Traditional design principles suggest that cost should be evaluated last, after all design considerations have been met. However, without integrating cost into every design decision, suh designs are likely to fail over time. A cost-centric philosophy integrates cost considerations into the core of technology planning and execution. This means evaluating the financial impact of every design choice.
In traditional IT days, technology spending was managed by the Finance Department. A request for a server or products would be budgeted for and sent to finance for approval. Today, CTOs have taken on a finance-like role, effectively becoming CFOs of IT. No one else can have as deep visibility into IT spending as the CTO. In many businesses, technology spending accounts for around 12% of total expenses, and for startups, this is often higher. CTOs must understand that neglecting cost in every decision invites unnecessary financial pressure in the future.
CTOs or Engineering Managers should be responsible for overall technology budgeting. They’re the only ones who have full visibility into IT spend, and they’re the only ones who can balance performance and cost. CTOs are often praised for building performant systems, but they should also be evaluated based on building cost-efficient, performant systems. Gone are the days of considering cost after design. Technology cost today is as important as performance.
Balancing Cost-Efficiency and Innovation
Technology stacks often come with a significant price tag, which can act as a deterrent against wasteful spending. Even if all design decisions can be debated, justifying wasteful expenses is difficult. A phrase I like to use is “Know thy Stack” and know it well. Wasteful spending often arises from a lack of deep understanding of one’s own stack. When you truly know your stack, trends and external best practices won’t faze you. You’ll evaluate and move on.
There are many design patterns to follow today, with debates on which cloud to build on, the right platform (serverless, Kubernetes, managed containers, self-hosted DBs, or managed DBs), etc. The “Know thy Stack” philosophy means understanding which tools can deliver the expected performance over time at the best price point. Often, decisions are made based on projections that never materialize. Businesses spend hundreds of dollars expecting future scalability that may never be needed. If you truly know your stack, why make extensive plans for the future that may not be necessary?
It’s easy to waste money on technology due to the plethora of products and methods available. For most early-stage startups, terms like scalability, disaster recovery, and high uptime shouldn’t be primary concerns. While important, it’s essential to determine if and why you need them before investing heavily
Summary
Of Course, there are several ways to build and no one right way of building. But understanding exactly the purpose of a particular tool or technology at what stage a business is currently in is a skill only the CTO can truly know and it’s the only way to justify any and all technology spend.
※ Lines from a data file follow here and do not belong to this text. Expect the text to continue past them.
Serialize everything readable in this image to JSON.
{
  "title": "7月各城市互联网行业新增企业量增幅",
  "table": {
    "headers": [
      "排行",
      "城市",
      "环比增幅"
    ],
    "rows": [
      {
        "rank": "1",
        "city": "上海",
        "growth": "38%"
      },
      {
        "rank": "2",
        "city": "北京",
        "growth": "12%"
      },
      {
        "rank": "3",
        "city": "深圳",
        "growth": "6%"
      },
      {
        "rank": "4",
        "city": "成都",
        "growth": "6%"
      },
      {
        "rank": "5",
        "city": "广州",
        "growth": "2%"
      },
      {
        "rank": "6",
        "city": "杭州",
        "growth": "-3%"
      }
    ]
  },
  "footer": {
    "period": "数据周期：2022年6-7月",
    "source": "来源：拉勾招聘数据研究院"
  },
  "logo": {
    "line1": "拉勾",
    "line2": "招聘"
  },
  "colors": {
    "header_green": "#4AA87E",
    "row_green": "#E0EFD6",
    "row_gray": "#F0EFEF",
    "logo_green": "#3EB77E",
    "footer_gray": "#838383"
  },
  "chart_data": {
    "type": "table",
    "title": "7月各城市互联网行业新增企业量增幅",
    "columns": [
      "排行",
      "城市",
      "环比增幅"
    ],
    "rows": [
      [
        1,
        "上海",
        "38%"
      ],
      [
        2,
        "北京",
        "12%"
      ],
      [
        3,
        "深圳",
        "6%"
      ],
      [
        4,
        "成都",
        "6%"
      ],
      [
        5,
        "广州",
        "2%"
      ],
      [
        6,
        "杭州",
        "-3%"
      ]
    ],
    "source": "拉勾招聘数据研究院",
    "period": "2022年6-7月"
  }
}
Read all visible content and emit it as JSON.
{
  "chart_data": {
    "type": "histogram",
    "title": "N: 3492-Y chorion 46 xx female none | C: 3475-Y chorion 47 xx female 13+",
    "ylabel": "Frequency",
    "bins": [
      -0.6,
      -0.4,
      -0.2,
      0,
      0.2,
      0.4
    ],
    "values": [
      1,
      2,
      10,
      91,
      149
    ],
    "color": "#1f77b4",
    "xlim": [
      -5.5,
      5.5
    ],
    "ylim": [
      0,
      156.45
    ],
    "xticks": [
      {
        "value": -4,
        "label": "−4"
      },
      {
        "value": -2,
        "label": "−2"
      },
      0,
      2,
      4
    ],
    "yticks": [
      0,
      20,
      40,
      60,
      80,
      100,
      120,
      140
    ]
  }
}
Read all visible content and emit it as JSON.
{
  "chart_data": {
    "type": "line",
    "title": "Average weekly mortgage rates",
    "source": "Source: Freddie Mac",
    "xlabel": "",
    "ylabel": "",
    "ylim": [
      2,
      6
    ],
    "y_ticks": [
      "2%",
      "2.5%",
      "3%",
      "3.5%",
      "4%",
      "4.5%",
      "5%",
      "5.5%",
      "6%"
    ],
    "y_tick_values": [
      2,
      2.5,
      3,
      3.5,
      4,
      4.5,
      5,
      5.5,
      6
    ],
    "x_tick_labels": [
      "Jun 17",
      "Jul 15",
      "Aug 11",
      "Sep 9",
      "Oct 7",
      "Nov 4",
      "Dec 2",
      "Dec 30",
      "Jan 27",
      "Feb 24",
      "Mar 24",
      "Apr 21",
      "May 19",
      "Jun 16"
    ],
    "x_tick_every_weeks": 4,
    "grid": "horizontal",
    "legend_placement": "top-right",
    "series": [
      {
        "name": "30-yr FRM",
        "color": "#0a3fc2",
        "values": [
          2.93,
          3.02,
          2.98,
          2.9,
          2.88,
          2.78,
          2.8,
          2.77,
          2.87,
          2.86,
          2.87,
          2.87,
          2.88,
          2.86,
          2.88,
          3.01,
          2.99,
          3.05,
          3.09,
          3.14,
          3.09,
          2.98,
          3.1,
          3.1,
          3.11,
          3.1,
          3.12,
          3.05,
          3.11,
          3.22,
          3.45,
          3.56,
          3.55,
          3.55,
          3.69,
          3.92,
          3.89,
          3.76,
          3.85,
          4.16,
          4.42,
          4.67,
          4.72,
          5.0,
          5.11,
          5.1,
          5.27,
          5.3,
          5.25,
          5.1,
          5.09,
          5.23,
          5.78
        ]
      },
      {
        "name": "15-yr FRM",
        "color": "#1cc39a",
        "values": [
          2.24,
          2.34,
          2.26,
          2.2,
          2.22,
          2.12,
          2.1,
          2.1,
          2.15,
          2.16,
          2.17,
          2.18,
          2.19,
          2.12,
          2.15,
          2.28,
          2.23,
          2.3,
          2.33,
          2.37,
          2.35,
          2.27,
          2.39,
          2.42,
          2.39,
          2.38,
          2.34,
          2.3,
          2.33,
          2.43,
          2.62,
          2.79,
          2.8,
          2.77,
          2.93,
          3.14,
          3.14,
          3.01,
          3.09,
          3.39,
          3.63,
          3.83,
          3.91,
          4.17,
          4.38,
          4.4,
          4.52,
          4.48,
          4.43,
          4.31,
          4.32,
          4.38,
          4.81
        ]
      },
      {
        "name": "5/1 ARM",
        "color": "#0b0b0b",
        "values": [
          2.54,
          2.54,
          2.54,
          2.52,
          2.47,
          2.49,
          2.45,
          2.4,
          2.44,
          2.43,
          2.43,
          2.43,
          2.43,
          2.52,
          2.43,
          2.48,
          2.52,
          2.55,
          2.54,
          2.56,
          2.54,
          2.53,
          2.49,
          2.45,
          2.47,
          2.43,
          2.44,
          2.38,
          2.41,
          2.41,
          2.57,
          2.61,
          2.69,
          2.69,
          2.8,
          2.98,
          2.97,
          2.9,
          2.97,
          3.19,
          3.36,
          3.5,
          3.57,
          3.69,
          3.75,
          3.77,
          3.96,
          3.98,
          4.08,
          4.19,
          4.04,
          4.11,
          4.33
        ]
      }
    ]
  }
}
I worked with a customer to migrate RDS DBs to Kubernetes. In theory, people today will tell you managed databases are a no-brainer, but for this customer, it led to a 40% reduction in cloud spend while still serving user traffic with good performance. Another customer moved containerized workloads from Managed Kubernetes to a Docker Compose Solution. The point is, the answer isn’t always Kubernetes, Docker, or serverless. The answer lies in providing value at the lowest possible cost. Find your solution and make it yours.